If you consider yourself more of a big-picture person, you'd best start attending to the small stuff too.
Ryan Holmes, CEO of Hootsuite, wrote in a LinkedIn post that at his company, "even what seems like a small technical glitch can end up affecting a lot of clients in a short period of time. An employee who can be trusted to catch such small errors truly begins to stand out among the crowd."
Expressing gratitude for your boss's feedback - even if it's negative - can make them feel warmer toward you, according to a 2011 study from the University of Southern California.
In one experiment, about 200 undergrads were told that they had been assigned a partner and were supposed to review a draft of instructions the partner had written about how to assemble parts of equipment. (In reality, there was no partner and the instructions had been written by the experimenter.)
Some participants were told they were the supervisor in this relationship; others were told they were the subordinate. In addition, all participants took a pretend test of their abilities and some were told they weren't that competent.
When the experimenter returned notes from the "partners," some said, "I just wanted to let you know that I received your feedback on my draft." Others said the same thing, along with, "Thank you so much! I am really grateful."
As it turns out, participants in the supervisor position who'd been told they weren't that competent were nicer when their partners were grateful.
When their partners weren't grateful, the supervisors whose competence had been threatened were more likely to respond by denigrating those partners, saying they were unintelligent, incapable, and incompetent. You might say gratitude prevented the threatened supervisors from acting like jerks.

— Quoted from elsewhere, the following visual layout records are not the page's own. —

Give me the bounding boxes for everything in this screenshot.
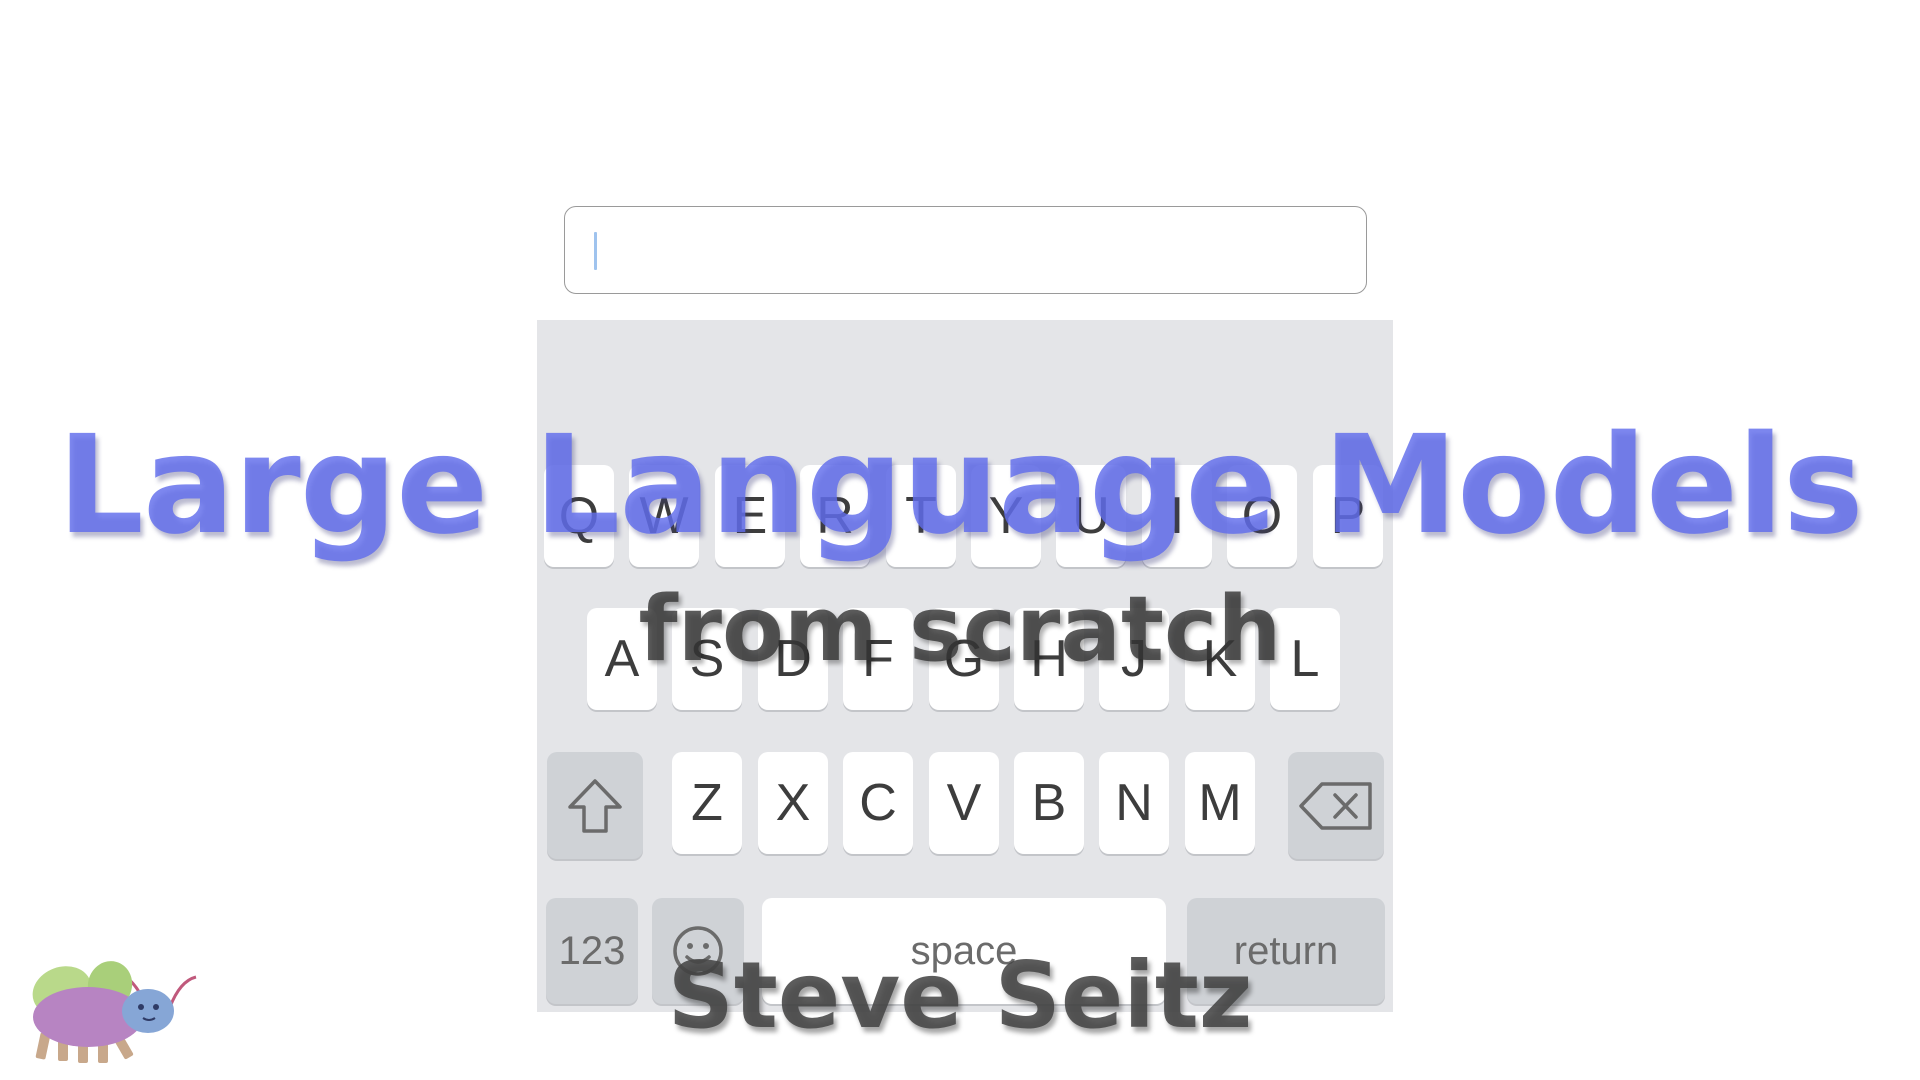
key-x[interactable]: X: [758, 752, 828, 854]
title-subtitle: from scratch: [638, 577, 1282, 682]
text-caret: [594, 232, 597, 270]
author-name: Steve Seitz: [667, 942, 1253, 1049]
shift-key[interactable]: [547, 752, 643, 859]
key-z[interactable]: Z: [672, 752, 742, 854]
key-c[interactable]: C: [843, 752, 913, 854]
backspace-key[interactable]: [1288, 752, 1384, 859]
title-main: Large Language Models: [57, 407, 1864, 565]
key-n[interactable]: N: [1099, 752, 1169, 854]
key-m[interactable]: M: [1185, 752, 1255, 854]
screen: Q W E R T Y U I O P A S D F G H J K L Z …: [0, 0, 1920, 1080]
backspace-icon: [1299, 781, 1372, 830]
text-input-field[interactable]: [564, 206, 1367, 294]
key-v[interactable]: V: [929, 752, 999, 854]
shift-arrow-icon: [568, 778, 622, 833]
key-b[interactable]: B: [1014, 752, 1084, 854]
bug-mascot-icon: [32, 961, 197, 1063]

According to analysis by Oxford Economics for Project: Time Off, workers who take all their vacation time are 6.5% more likely to get a promotion or a raise than those who leave over at least 11 days of paid vacation time.
Of course, that doesn't mean taking a vacation directly causes you to get a promotion - it could be the case that better workers feel they're more entitled to a vacation.
But as Shawn Achor, author and CEO of GoodThink, Inc., writes in The Harvard Business Review, these findings do suggest that working yourself to death doesn't necessarily lead to success.
"The extra face time doesn't help you," Katie Denis, senior director of Project: Time Off, told The Boston Globe. "There's something to this 'refreshed thinking,' too. Vacations allow you to be more creative.'"
It's hard to imagine that your boss wouldn't appreciate your increased creativity post-break.
Don't hide your opinions from your coworkers.
Jenna Lyons, president and executive creative director of J. Crew Group Inc., told Motto that she advises people to share their perspectives: "I find it impossible to understand where a person stands if they don't join the conversation."
Don't be afraid of looking stupid, either. As Lyons said, you should "never be afraid to pitch an idea; we all have good ones, and we all have bad ones."